Phenotypic characterization of C. auris isolates used in this study

Strain no.	C. auris strain designation	Cell shape	Aggregationa	Hyphae or pseudohyphaeb	Colony morphology on Spider medium	Color on CHROMagarc	Chlamydospore productiond
CAU-01	AR-BANK#0381	Ellipsoidal	Single cells	None	Smooth colonies	Pink	None
CAU-02	AR-BANK#0382	Ellipsoidal	Aggregative	None	Smooth colonies	Pink	None
CAU-03	AR-BANK#0383	Spherical to ovoid	Aggregative	None	Smooth colonies	Dark pink	None
CAU-04	AR-BANK#0384	Spherical to ovoid	Aggregative	None	Smooth colonies	Dark pink	None
CAU-05	AR-BANK#0385	Spherical to ovoid	Aggregative	None	Smooth colonies	Dark pink	None
CAU-06	AR-BANK#0386	Spherical to ovoid	Aggregative	None	Smooth colonies	Dark pink	None
CAU-07	AR-BANK#0387	Ellipsoidal	Single cells	None	Smooth colonies	Pink	None
CAU-08	AR-BANK#0388	Spherical to ovoid	Single cells	None	Smooth colonies	Pink	None
CAU-09	AR-BANK#0389	Spherical to ovoid	Single cells	None	Smooth colonies	Pink	None
CAU-10	AR-BANK#0390	Ellipsoidal	Single cells	None	Smooth colonies	Dark pink	None

^aCells were mixed in PBS and were vortexed at high speed for 1 min before microscopy to detect cell aggregation.
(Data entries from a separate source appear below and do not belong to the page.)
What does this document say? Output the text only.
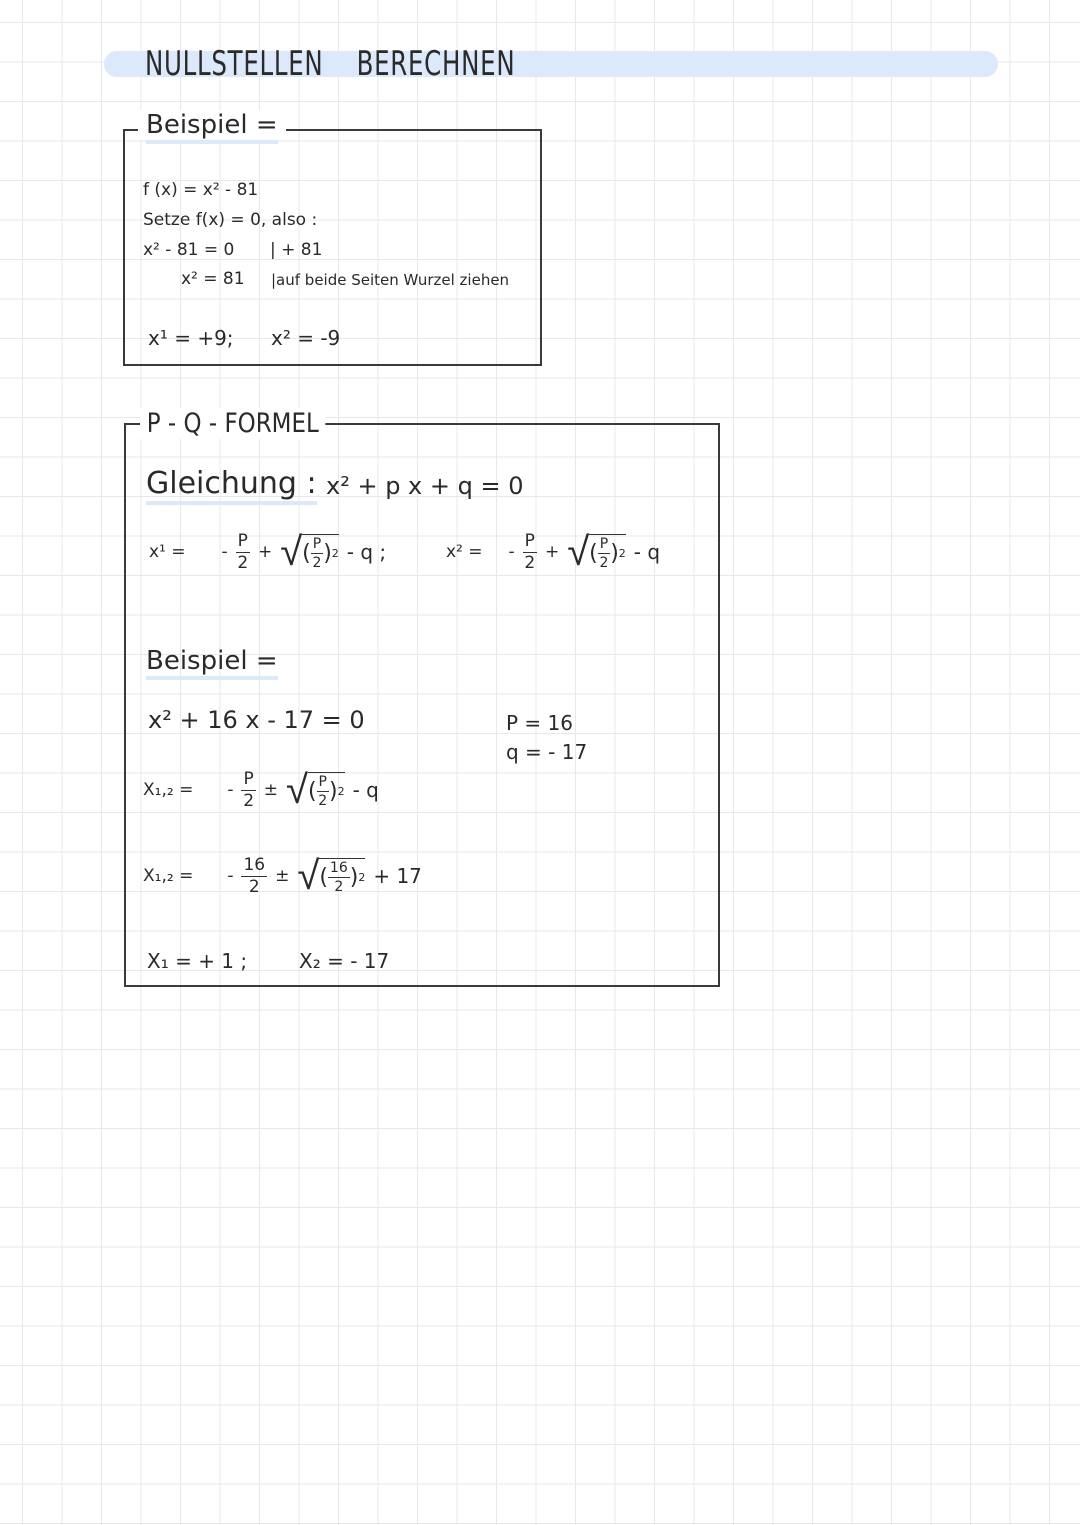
NULLSTELLEN BERECHNEN
Beispiel =
f (x) = x² - 81
Setze f(x) = 0, also :
x² - 81 = 0 | + 81
x² = 81 |auf beide Seiten Wurzel ziehen
x¹ = +9; x² = -9
P - Q - FORMEL
Gleichung : x² + p x + q = 0
x¹ = - $\frac{P}{2}$ + √ ( $\frac{P}{2}$ ) 2 - q ;	x² = - $\frac{P}{2}$ + √ ( $\frac{P}{2}$ ) 2 - q
Beispiel =
x² + 16 x - 17 = 0	P = 16
q = - 17
X₁,₂ = - $\frac{P}{2}$ ± √ ( $\frac{P}{2}$ ) 2 - q
X₁,₂ = - $\frac{16}{2}$ ± √ ( $\frac{16}{2}$ ) 2 + 17
X₁ = + 1 ;	X₂ = - 17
^bHyphal formation was assessed in BD Difco yeast extract-peptone-dextrose (YPD) broth, yeast nitrogen base (YNB) with ammonium sulfate supplemented with 1.25% N-acetyl-d-glucosamine, YPD broth with 10% fetal bovine serum, and Spider medium. Each medium was inoculated with 1 × 10⁷ cells/ml, and cells were incubated at 37°C with agitation for as long as 24 h.

^cC. auris strains were streak-inoculated in CHROMagar Candida medium and were incubated at 37°C for 48 h in order to observe colony morphology.

^dC. auris strains were inoculated onto corn meal agar and rice extract agar using the Dalmau technique, incubated at 23°C in the dark for as long as 2 weeks, and observed microscopically for the presence of chlamydospores.